Schutzvorschriften kennt das deutsche Recht darüber hinaus vor allem in Bezug auf die Kategorie „Geschlecht“. Eine Verbindung von „Geschlecht“ und „Geschlechtsidentität“ wird bisweilen abgelehnt – auch das Bundesverfassungsgericht stützt seine Rechtsprechung zum TSG stets auf das allgemeine Persönlichkeitsrecht und greift dabei nie auf das Diskriminierungsverbot wegen des Geschlechts zurück. Insbesondere Laura Adamietz führt dagegen aus, dass Benachteiligungen und Begünstigungen im Anwendungsbereich des TSG davon abhängig gemacht werden, ob Menschen die Erwartung des ihnen bei der Geburt zugeschriebenen Geschlechts erfüllen oder nicht. Damit wird eine nonkonforme Geschlechtsperformance dem notwendigen Diskriminierungsschutz entzogen. Dieser Diskriminierungsschutz ist notwendigerweise an die Kategorie „Geschlecht“ gebunden. Unter dieser Prämisse sind die Anforderungen des TSG eine Geschlechtsdiskriminierung, die aber nach Art. 3 Abs. 3 GG unzulässig ist.

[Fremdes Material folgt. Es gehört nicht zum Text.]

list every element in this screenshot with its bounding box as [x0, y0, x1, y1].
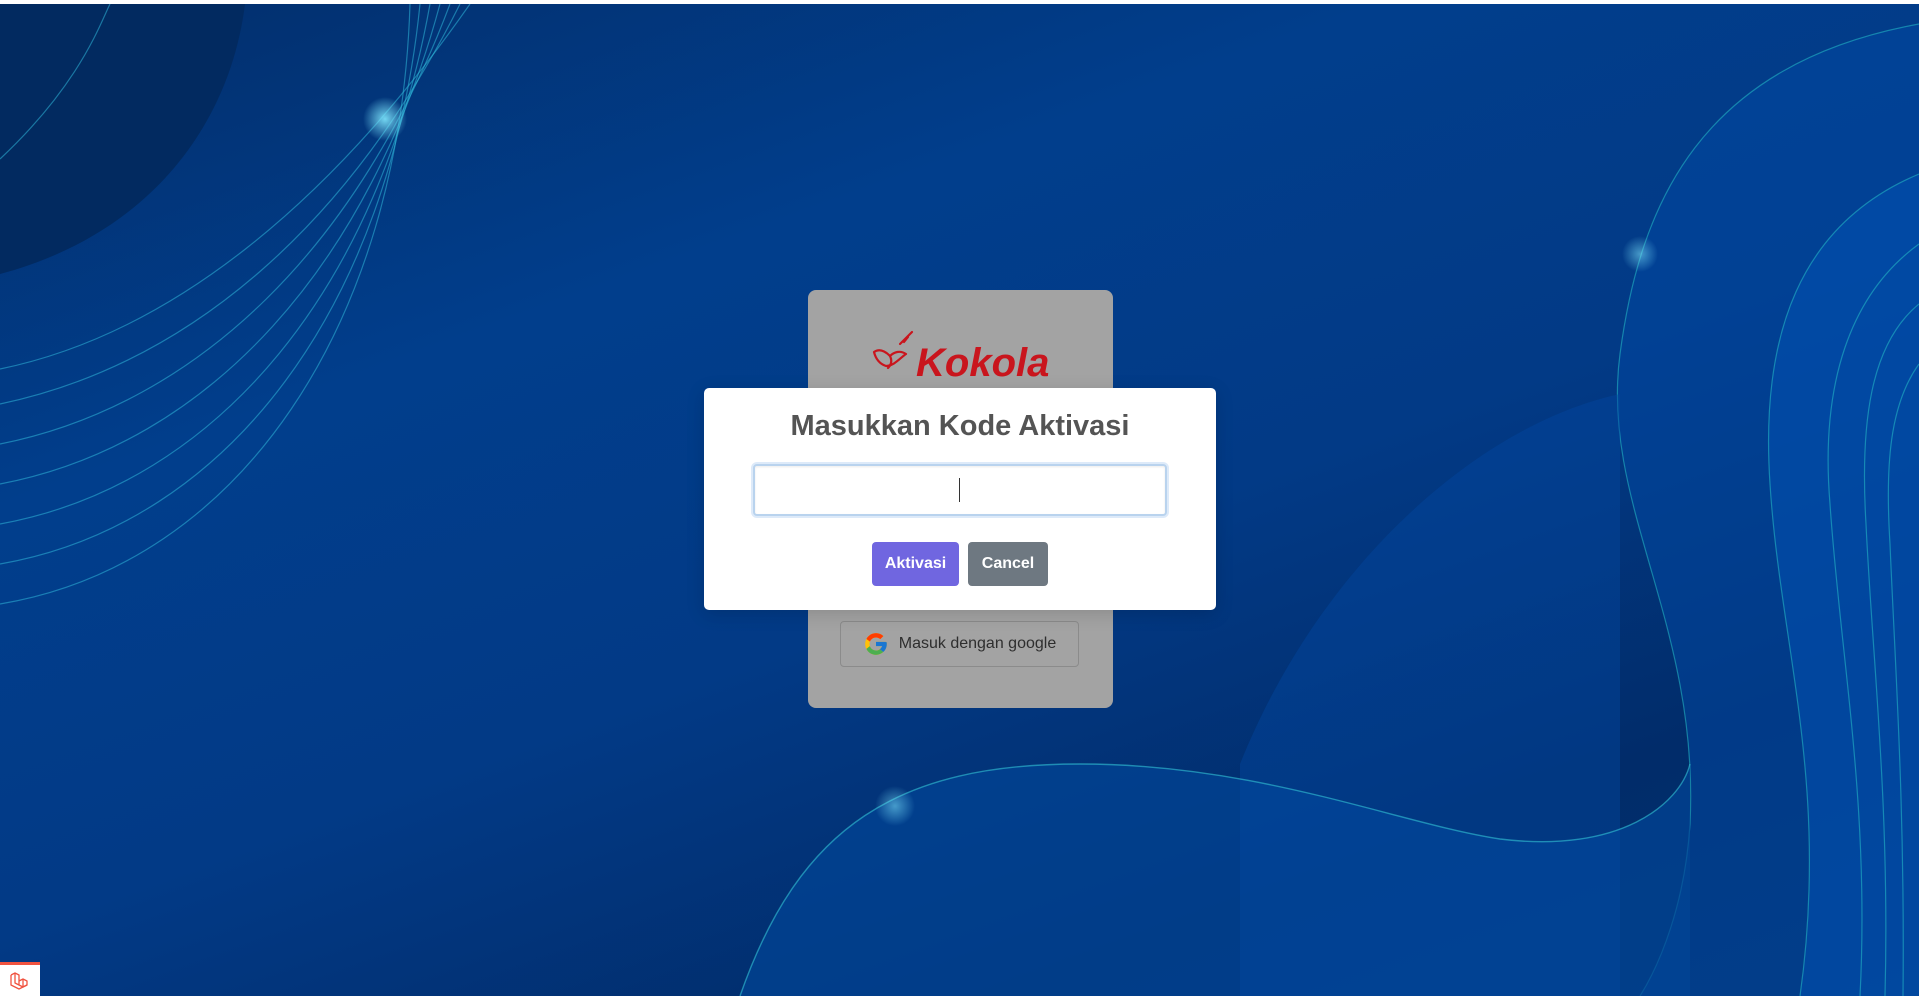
svg-text:Kokola: Kokola: [916, 341, 1049, 382]
laravel-icon: [10, 971, 28, 990]
activation-modal: Masukkan Kode Aktivasi Aktivasi Cancel: [704, 388, 1216, 610]
modal-title: Masukkan Kode Aktivasi: [790, 410, 1130, 442]
laravel-badge[interactable]: [0, 962, 40, 996]
activation-code-input[interactable]: [753, 464, 1167, 516]
google-login-label: Masuk dengan google: [898, 635, 1057, 652]
cancel-button[interactable]: Cancel: [968, 542, 1048, 586]
text-caret: [959, 478, 960, 502]
activate-button[interactable]: Aktivasi: [872, 542, 959, 586]
google-login-button[interactable]: Masuk dengan google: [840, 621, 1079, 667]
kokola-logo: Kokola: [872, 330, 1049, 385]
google-icon: [864, 633, 887, 655]
brand-logo: Kokola: [870, 330, 1050, 385]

Ausblick auf politische Kämpfe
Das TSG steht vor einer erneuten Gesetzesanpassung. Zwar verspricht der Koalitionsvertrag der neuen Bundesregierung, die besondere Situation von Trans*Personen in den Fokus zu nehmen, eine gesetzgeberische Priorität ist dies für den Moment aber nicht.
Politischer Handlungsdruck zeichnet sich allerdings von außen ab: 2014 wird der nächste Staatenbericht der Bundesrepublik an den CEDAW-Ausschuss (Frauenrechtskonvention) der Vereinten Nationen fällig. Das eignet sich als Anlass, um in einem Schattenbericht auf die Situation von Trans*Menschen in Deutschland aufmerksam zu machen. Was für eine politische Wirkkraft ein solcher haben kann, zeigt der Parallelbericht zur Umsetzung der VN-Antifolterkonvention aus dem Jahr 2011, der auf die Situation intergeschlechtlicher minderjähriger Kinder in Deutschland aufmerksam macht. Aus der Debatte zu Intergeschlechtlichkeit heraus ist der deutsche Gesetzgeber mit der Einführung von § 22 Abs. 3 PStG zumindest tätig geworden. Der politische Kampf ist in diesem Fall aber ebenso wenig wie im Fall von Transgeschlechtlichkeit beendet.
Für eine tatsächliche Veränderung müssen Fragen über „Geschlecht“ und „Identität“ Teil eines kritischen Alltagsbewusstseins werden.
Franziska Brachthäuser ist Studentin der Rechtswissenschaft an der Humboldt Universität.